Another famous piece of the decorative apparatus of the West House is housed in the next room, dedicated to “aspects of the ritual and contacts with the rest of the world”. The miniaturistic frieze of Room 5 is difficult to interpret even if it seems clear the unfolding of a sort of story – perhaps of a journey, a war or a celebration – which features the sea and Akrotiri’s naval fleet, of which the boats of the same patron were probably part, as the frescoes of the ikria already seen above also seem to suggest.

On display there is “only” the fresco of the eastern wall, which seems almost a sort of excursus to the story that is depicted into the other walls that portray, as already mentioned above, scenes related to a journey by sea. In fact, this frieze shows a Nilotic landscape rich in plant and animal elements, even if the presence of a griffin could suggest a fantastic or sacred interpretation of the scene. The rendering of the details is very lively thanks to the use of bright colors, and the particularly fresh mood of the design also confers a sort of movement and dynamism to the entire scene.

On the other side of the room there is another fresco from the space connected to the lustral basin from which the Adorants (Xestè 3) also comes. It is interesting to note (Girella 2018) the presence of both male and female characters in the same environment, even if the former are concentrated in a specific separate space.

The scene actually includes more male figures in addition to the one present in the exhibition which portrays a young boy (note the hairstyle once again) holding up a large basin. In fact, in front of him there was originally a more mature male figure in the act of pouring a liquid from a large hydria, probably right inside the boy’s vase. Here also the interpretation is complex, but it seems linked again to rites of passage to adulthood.

I do not dwell on the following rooms since I wanted to focus here only on the Akrotiri frescoes, but the visit continues alternating ancient daily finds returned thanks to the catastrophes, modern and contemporary works.

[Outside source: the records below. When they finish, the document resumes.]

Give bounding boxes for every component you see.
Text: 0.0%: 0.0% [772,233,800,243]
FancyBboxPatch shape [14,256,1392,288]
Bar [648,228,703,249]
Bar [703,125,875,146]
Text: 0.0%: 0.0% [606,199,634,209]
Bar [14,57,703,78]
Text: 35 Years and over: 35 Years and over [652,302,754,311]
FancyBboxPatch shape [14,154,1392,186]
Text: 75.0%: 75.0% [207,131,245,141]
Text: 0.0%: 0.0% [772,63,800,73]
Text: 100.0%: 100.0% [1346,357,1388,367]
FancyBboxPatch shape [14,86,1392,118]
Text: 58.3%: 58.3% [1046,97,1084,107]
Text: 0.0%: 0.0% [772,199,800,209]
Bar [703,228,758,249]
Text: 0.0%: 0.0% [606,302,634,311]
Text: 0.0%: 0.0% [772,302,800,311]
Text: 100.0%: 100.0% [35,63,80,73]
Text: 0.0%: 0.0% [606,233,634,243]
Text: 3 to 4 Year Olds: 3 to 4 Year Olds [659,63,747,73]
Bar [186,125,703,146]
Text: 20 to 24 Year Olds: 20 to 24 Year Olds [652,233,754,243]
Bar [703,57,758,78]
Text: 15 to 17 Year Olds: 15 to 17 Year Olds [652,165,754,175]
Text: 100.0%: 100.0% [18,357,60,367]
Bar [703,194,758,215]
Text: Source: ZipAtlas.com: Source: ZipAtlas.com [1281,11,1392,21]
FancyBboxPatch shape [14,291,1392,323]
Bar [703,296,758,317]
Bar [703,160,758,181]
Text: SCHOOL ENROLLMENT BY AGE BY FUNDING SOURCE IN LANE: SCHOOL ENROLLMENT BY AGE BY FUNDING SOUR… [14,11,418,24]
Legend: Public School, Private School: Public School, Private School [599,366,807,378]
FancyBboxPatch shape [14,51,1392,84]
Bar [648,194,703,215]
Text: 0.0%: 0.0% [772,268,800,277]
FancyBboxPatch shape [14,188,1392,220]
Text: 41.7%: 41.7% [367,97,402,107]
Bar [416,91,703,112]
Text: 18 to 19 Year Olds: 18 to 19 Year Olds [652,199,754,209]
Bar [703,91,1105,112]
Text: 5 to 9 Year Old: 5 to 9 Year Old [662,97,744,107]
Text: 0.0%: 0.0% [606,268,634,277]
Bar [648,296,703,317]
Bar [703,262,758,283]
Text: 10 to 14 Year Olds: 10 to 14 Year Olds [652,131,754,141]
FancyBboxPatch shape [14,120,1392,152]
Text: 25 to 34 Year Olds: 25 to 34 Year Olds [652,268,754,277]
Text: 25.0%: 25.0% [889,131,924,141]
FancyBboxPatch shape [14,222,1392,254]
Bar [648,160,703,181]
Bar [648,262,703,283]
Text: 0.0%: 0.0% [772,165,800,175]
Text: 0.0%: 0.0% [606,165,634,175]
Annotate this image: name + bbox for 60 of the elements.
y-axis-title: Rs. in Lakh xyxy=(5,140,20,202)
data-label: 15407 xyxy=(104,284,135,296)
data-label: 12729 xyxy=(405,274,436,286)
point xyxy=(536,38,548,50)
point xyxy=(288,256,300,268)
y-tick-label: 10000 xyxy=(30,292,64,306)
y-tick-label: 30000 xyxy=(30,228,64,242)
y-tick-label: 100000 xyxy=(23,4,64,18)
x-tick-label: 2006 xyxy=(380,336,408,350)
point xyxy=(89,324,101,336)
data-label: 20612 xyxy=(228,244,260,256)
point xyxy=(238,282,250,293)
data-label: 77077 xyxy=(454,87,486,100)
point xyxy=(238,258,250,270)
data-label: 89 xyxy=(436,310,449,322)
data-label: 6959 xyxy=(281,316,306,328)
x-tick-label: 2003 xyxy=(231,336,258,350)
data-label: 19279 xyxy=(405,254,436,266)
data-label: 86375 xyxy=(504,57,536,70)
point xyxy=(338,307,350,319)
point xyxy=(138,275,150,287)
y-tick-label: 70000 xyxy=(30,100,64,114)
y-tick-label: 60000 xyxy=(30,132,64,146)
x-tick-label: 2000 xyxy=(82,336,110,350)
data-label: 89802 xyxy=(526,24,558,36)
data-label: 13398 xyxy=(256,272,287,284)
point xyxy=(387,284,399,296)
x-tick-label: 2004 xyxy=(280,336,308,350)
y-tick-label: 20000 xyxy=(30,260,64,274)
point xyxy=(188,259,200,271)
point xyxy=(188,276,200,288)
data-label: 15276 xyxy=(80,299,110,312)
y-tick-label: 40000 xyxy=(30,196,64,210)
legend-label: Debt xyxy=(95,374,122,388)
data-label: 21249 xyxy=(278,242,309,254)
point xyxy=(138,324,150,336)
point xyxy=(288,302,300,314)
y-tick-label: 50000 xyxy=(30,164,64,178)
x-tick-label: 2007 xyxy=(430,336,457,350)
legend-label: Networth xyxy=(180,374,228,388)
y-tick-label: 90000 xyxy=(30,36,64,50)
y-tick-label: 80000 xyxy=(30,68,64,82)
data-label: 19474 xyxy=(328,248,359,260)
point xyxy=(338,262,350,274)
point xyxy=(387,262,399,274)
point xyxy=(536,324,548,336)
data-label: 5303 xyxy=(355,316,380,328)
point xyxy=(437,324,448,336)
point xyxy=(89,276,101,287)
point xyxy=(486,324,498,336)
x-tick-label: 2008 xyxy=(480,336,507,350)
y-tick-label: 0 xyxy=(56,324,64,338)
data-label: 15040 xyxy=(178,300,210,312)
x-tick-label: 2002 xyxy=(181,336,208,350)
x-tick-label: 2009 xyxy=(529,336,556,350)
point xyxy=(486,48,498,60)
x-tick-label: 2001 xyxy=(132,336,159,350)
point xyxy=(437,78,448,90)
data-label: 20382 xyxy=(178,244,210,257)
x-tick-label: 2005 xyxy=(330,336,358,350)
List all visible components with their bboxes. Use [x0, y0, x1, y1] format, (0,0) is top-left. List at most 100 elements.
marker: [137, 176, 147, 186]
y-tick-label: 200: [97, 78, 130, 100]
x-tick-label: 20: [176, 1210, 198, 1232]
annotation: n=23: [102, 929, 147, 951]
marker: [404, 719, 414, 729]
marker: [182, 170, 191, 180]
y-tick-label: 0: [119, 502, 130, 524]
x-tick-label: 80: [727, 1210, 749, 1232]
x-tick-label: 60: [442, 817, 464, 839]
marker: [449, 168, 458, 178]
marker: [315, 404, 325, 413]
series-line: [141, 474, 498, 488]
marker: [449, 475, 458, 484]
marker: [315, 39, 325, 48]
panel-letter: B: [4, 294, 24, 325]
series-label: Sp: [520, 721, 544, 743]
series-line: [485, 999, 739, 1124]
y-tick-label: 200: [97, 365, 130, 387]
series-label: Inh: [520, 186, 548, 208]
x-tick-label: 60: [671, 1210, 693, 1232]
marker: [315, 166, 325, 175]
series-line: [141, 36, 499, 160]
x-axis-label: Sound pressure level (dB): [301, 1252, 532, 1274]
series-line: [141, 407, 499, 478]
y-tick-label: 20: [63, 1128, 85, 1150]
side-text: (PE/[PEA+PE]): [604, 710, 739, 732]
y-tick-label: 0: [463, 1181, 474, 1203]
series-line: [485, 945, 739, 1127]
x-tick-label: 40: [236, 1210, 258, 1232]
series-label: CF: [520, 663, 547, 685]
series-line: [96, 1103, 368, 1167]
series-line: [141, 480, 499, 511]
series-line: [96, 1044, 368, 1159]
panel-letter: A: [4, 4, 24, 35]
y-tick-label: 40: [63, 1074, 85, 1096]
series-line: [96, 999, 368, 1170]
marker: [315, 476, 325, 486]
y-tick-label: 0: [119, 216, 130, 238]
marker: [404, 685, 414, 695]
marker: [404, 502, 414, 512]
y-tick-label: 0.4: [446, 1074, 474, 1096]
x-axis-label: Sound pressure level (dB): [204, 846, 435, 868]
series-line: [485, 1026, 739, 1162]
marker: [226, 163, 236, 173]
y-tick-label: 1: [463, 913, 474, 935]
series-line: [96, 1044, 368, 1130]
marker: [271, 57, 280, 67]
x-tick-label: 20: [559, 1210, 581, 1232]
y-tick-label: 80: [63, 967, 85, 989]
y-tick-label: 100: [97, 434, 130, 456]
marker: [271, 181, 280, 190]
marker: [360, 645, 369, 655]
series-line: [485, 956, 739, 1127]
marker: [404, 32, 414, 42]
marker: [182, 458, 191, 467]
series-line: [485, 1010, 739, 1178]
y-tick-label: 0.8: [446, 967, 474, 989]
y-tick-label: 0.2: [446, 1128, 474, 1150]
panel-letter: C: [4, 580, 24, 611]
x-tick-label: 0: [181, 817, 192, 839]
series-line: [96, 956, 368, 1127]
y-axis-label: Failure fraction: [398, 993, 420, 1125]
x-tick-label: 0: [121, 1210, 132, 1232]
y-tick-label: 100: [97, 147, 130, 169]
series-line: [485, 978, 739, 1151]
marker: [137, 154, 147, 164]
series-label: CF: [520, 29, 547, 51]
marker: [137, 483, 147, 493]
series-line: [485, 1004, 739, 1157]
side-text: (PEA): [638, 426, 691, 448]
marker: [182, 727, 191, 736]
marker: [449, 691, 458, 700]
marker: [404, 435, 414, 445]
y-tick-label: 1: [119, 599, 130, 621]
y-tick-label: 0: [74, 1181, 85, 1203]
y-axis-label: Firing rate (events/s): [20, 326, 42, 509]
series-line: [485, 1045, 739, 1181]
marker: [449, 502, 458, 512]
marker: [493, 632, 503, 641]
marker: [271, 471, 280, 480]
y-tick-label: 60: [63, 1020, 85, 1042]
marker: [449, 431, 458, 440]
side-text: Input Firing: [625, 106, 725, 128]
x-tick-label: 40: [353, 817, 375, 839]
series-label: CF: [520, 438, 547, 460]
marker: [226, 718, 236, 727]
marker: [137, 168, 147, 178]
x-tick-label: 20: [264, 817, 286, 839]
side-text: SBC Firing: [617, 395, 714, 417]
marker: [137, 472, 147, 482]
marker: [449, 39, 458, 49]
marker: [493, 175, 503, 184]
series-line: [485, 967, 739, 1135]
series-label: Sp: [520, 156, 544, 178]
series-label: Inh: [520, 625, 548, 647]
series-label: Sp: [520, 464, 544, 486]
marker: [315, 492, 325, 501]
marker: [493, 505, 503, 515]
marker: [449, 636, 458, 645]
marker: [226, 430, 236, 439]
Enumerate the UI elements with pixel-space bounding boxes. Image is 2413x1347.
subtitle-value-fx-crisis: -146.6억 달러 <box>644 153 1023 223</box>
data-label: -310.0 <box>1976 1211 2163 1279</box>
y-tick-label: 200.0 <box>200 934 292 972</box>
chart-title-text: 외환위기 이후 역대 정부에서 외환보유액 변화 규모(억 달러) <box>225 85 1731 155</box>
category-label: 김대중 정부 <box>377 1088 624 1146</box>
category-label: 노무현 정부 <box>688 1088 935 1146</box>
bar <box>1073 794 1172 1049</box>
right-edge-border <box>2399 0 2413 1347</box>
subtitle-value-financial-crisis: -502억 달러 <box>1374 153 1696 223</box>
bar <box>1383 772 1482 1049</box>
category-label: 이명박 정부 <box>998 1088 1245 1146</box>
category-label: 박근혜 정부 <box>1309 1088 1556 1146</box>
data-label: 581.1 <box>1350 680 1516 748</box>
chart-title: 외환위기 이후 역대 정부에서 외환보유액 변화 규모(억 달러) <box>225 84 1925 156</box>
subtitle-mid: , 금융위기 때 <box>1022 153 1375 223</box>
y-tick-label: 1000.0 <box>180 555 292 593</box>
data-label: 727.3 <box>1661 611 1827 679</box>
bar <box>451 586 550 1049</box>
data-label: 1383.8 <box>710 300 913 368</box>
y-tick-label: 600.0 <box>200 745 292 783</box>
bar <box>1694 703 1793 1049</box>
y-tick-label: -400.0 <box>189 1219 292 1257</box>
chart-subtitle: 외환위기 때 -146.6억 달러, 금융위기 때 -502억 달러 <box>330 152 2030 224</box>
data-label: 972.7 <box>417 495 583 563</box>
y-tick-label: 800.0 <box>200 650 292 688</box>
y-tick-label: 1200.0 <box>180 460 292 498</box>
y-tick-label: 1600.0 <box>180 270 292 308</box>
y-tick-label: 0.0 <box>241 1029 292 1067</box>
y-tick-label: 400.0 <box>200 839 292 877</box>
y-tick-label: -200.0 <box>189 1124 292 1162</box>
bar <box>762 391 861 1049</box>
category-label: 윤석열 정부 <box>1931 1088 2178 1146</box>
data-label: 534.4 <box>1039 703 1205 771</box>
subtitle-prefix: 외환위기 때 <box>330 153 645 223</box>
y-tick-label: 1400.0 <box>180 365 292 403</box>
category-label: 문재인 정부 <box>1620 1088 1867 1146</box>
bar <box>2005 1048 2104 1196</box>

I would like to underline a detail that I really appreciated: the attention to the youngest. During the visit, two groups of students were engaged in real-life drawing activities that alternated with an interesting guided tour; moreover, attracted by a volcano icon displayed near some works, I wanted to be accompanied by the audio guide for children for a second quick tour. Following the narrative voices (Nanò, a witty tribute to the archaeologists Marinatos, and Lilli, like the lily flower so widespread in Thera’s iconography) one is catapulted into a story that creates an interesting, and not at all obvious, path between a selection of exhibited works. Room 6 also suggests a fun (and safe) “treasure hunt” that stimulates the little ones to independently identify some important details on which the story is then developed, a strategy that actively and dynamically involves the young visitors.

The icons that suggest the the audio-guide track.
The one with the volcano is dedicated to the children.

Returning to the question initially posed about the combination of Santorini, Pompeii, modern and contemporary: it is really complex to propose this dialogue. Already the only “comparison” between the two ancient sites is very complex. However, I appreciated the (few) cases in which the works pertinent to different chronological horizons were proposed in a simultaneous and almost mimetic combination, losing that juxtaposition effect that I perceived, in some cases, during the visit. Perhaps a different key – maybe more complicated for the visitor because it is less didactic and not diachronicly ordered, but I think more courageous and full of ideas – could have been a “collection” approach more than an “exhibition” one, in order to promote a dialogue between contemporary works and ancient finds in the same room.

Pompei e Santorini

Reading Tips

  • Girella, L. 2018, Paides, atleti e guerrieri. Per un’indagine sulla funzione polisemica del corpo maschile nella Creta palaziale, in M. Barbanera (ed.), Figure nel mondo antico, Perugia, pp. 67-102.
  • Koehl, R.B. 1986, The Chieftain Cup and a Minoan Rite of Passage, Journal of Hellenic Studies, CVI, pp. 99-110.